Worship January 31, 2021

Welcome to Sundays at Home

Good morning and welcome to Trinity! So glad you are tuning in virtually for today’s service. As we worship remotely during this time of change, each week you’ll find Sundays at Home with Trinity Episcopal Church. We will be featuring the full service recording, as well as the sermon and anthem on their own.

As we continue to adapt to changing guidelines regarding in-person gatherings, we have some exciting news for worship options. Starting this week, you can now join us for Drive-In Worship on Sundays at 10am! Read more about what to expect and how to join us by clicking here.

Once again, thank you for tuning in and for being faithful with your time, talents, and treasures.

Grace and Peace!
Rev. Jonathan V. Adams

Worship for January 31, 2021

Please view the embedded video of our service below by clicking on the grey arrow in the middle of the image.

About the Music:

Our anthem for this week “Create in Me, O God, a Pure Heart” (op. 29, No. 2) is from the pen of Johannes Brahms (1833-1897). Composed around 1864, this short motet is in three sections, each corresponding to a verse from Psalm 51.

The text of Hymn 493, “O for a thousand tongues to sing”, by the great English hymn writer Charles Wesley (1707-1788), is commonly sung to the tune AZMON by Carl Gotthilf Glaser (1784-1829), arranged and adapted by the American composer Lowell Mason in 1839. Charles Wesley, along with his brother John, is credited with founding the “Methodist” movement, although they both remained Anglican their entire lives. Charles became one of the world’s most prolific hymn writers, penning some 6,000 hymns in all.

Organ Voluntaries

This week’s Prelude is “Meditation”, by the French organist and composer Maurice Durufle (1902-1986). Durufle was a highly self-critical composer who published only a handful of works and rarely performed them. Probably best known for his Requiem (1947), he was organist of the church of St. Etienne-du-Mont in Paris for many years.

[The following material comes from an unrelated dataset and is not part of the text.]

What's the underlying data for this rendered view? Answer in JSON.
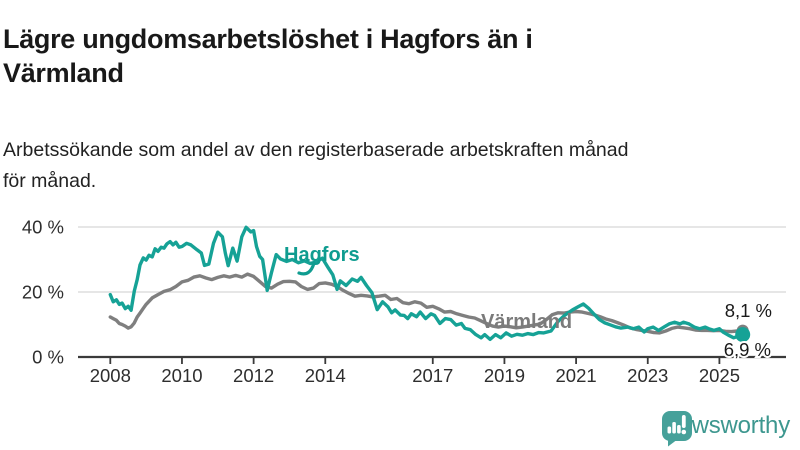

The Postlude is based on the hymn tune Deo gracias, #449 in The Hymnal 1982 where it is married with the Epiphany text “O love, how deep, how broad, how high”. This hymn, also known as the “Agincourt Hymn”, was written sometime in the early 15th century by John Dunstable and later arranged for organ by the great American organist E. Power Biggs (1906-1977). Biggs composed a trumpet fanfare that serves as an introduction, and appears again at the end. Born in England, Biggs immigrated to the United States in 1930 and settled in Boston, where he was instrumental in the renewed interest in the classical pipe organ, especially the organ music of pre-Romantic composers such as Bach and Buxtehude and the organs they played. He is probably the only organist who has a star on the Hollywood Walk of Fame!